Rz. 113a
Kommt es während der versicherten Tätigkeit oder auf einem nach Abs. 2 versicherten Weg zu einer Vergewaltigung oder sexuellen Übergriffen, so ist auch hier zu prüfen ob dieser Übergriff, der grundsätzlich als Unfallereignis interpretiert werden kann, einerseits der versicherten Tätigkeit zuzurechnen ist, und dass diese Tätigkeit andererseits die Vergewaltigung oder den sexuellen Übergriff herbeigeführt hat. Der innere Zusammenhang bei einem solchen Ereignis setzt zunächst regelmäßig voraus, dass die Beweggründe des Angreifers in Umständen zu suchen sind, die in Verbindung mit der versicherten Tätigkeit des Verletzten stehen; ist dies nicht der Fall, fehlt es grundsätzlich an dem erforderlichen inneren Zusammenhang mit der versicherten Tätigkeit. Allerdings bedarf es nicht unbedingt eines betriebsbezogenen Tatmotivs, damit überhaupt der innere Zusammenhang zwischen dem Unfallereignis und der versicherten Tätigkeit hergestellt wird. Vielmehr kann ein innerer Zusammenhang auch bei einem aus rein persönlichen Gründen unternommenen Angriff gegeben sein, wenn die besonderen Umstände, unter denen die versicherte Tätigkeit ausgeübt wird, oder die Verhältnisse am Arbeitsplatz den Überfall erst ermöglicht oder wesentlich begünstigt haben.
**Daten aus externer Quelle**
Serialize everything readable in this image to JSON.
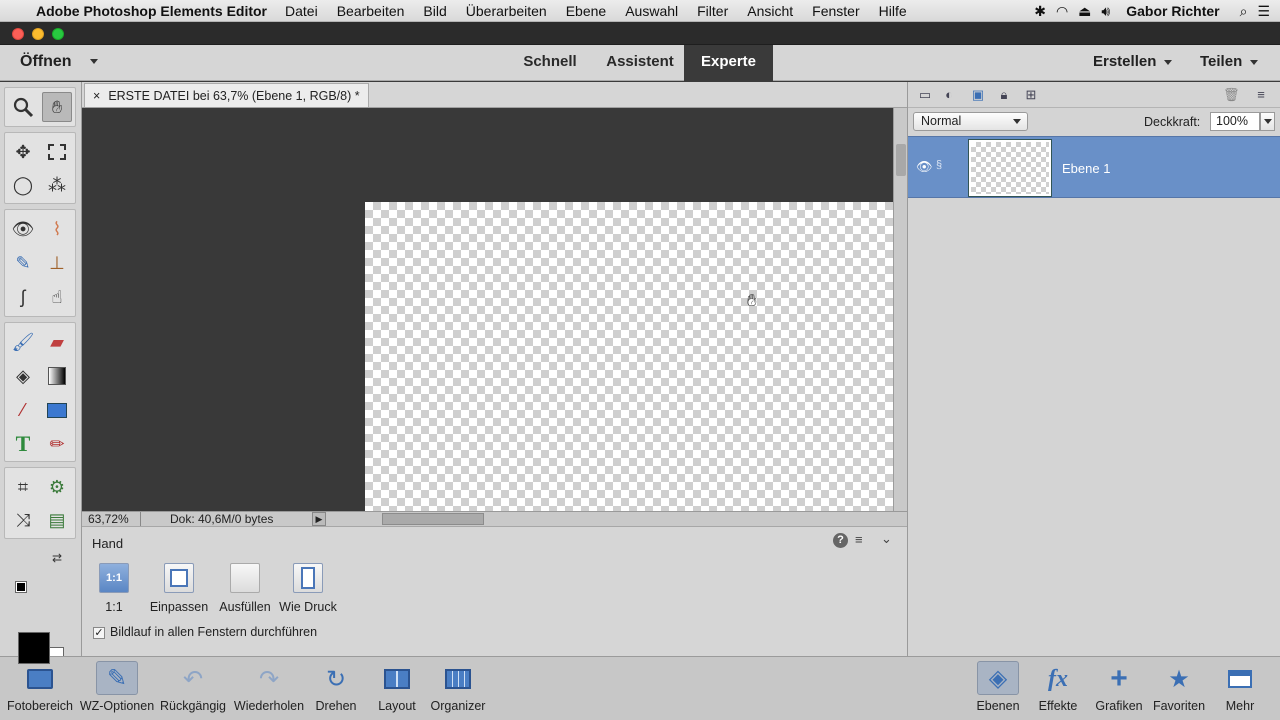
{
  "menubar": {
    "app_name": "Adobe Photoshop Elements Editor",
    "items": [
      "Datei",
      "Bearbeiten",
      "Bild",
      "Überarbeiten",
      "Ebene",
      "Auswahl",
      "Filter",
      "Ansicht",
      "Fenster",
      "Hilfe"
    ],
    "user": "Gabor Richter"
  },
  "modebar": {
    "open_label": "Öffnen",
    "tabs": [
      "Schnell",
      "Assistent",
      "Experte"
    ],
    "active_tab": "Experte",
    "create_label": "Erstellen",
    "share_label": "Teilen"
  },
  "document": {
    "tab_title": "ERSTE DATEI bei 63,7% (Ebene 1, RGB/8) *",
    "close_glyph": "×",
    "zoom": "63,72%",
    "doc_size": "Dok: 40,6M/0 bytes"
  },
  "tool_options": {
    "title": "Hand",
    "buttons": [
      "1:1",
      "Einpassen",
      "Ausfüllen",
      "Wie Druck"
    ],
    "button_glyph_1to1": "1:1",
    "checkbox_label": "Bildlauf in allen Fenstern durchführen",
    "checkbox_checked": true
  },
  "layers_panel": {
    "blend_mode": "Normal",
    "opacity_label": "Deckkraft:",
    "opacity_value": "100%",
    "layers": [
      {
        "name": "Ebene 1",
        "visible": true,
        "selected": true
      }
    ]
  },
  "taskbar": {
    "left": [
      {
        "label": "Fotobereich",
        "icon": "photo-bin-icon"
      },
      {
        "label": "WZ-Optionen",
        "icon": "tool-options-icon",
        "selected": true
      },
      {
        "label": "Rückgängig",
        "icon": "undo-icon"
      },
      {
        "label": "Wiederholen",
        "icon": "redo-icon"
      },
      {
        "label": "Drehen",
        "icon": "rotate-icon"
      },
      {
        "label": "Layout",
        "icon": "layout-icon"
      },
      {
        "label": "Organizer",
        "icon": "organizer-icon"
      }
    ],
    "right": [
      {
        "label": "Ebenen",
        "icon": "layers-icon",
        "selected": true
      },
      {
        "label": "Effekte",
        "icon": "fx-icon"
      },
      {
        "label": "Grafiken",
        "icon": "plus-icon"
      },
      {
        "label": "Favoriten",
        "icon": "star-icon"
      },
      {
        "label": "Mehr",
        "icon": "more-icon"
      }
    ]
  },
  "colors": {
    "accent": "#6990c8",
    "foreground_color": "#000000",
    "background_color": "#ffffff"
  }
}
Voraussetzung für eine solche zur Bejahung des inneren Zusammenhangs trotz nicht betriebsbezogenen Tatmotivs des Angreifers führende besondere Fallgestaltung ist das Vorliegen von versicherter Tätigkeit zum Zeitpunkt des Überfalls bzw. jedenfalls unmittelbar davor (BSG, Urteil v. 26.6.2001, B 2 U 25/00 R).
Rz. 113b
Das BSG hat diese Rechtsprechung in einem Fall, in dem die Vergewaltigung auf dem Weg zur Arbeit erfolgte, weiter präzisiert (Urteil v. 18.6.2013, B 2 U 10/12 R). Steht fest, dass der Überfall sich auf dem versicherten Weg ereignet hat, so ist weiter festzustellen, ob sich die durch die versicherte Tätigkeit objektiv verursachte Einwirkung rechtlich unter Würdigung auch aller auf der ersten Stufe festgestellten mitwirkenden unversicherten Ursachen als Realisierung einer in den Schutzbereich des jeweils erfüllten Versicherungstatbestandes fallenden Gefahr darstellt und deshalb die versicherte Tätigkeit "wesentlich" war, ob also sich durch das versicherte Handeln ein Risiko verwirklicht hat, gegen das der jeweils erfüllte Versicherungstatbestand gerade Schutz gewähren soll. Diese Voraussetzung ist dann nicht erfüllt, wenn die frühere enge Beziehung zwischen Täter und Opfer oder andere unversicherten Wirkursachen das Unfallgeschehen derart geprägt haben, dass sie die versicherte Wirkursache verdrängen, sodass der Schaden "im Wesentlichen" rechtlich nicht mehr dem Schutzbereich des jeweiligen Versicherungstatbestandes unterfällt (BSG, a. a. O.).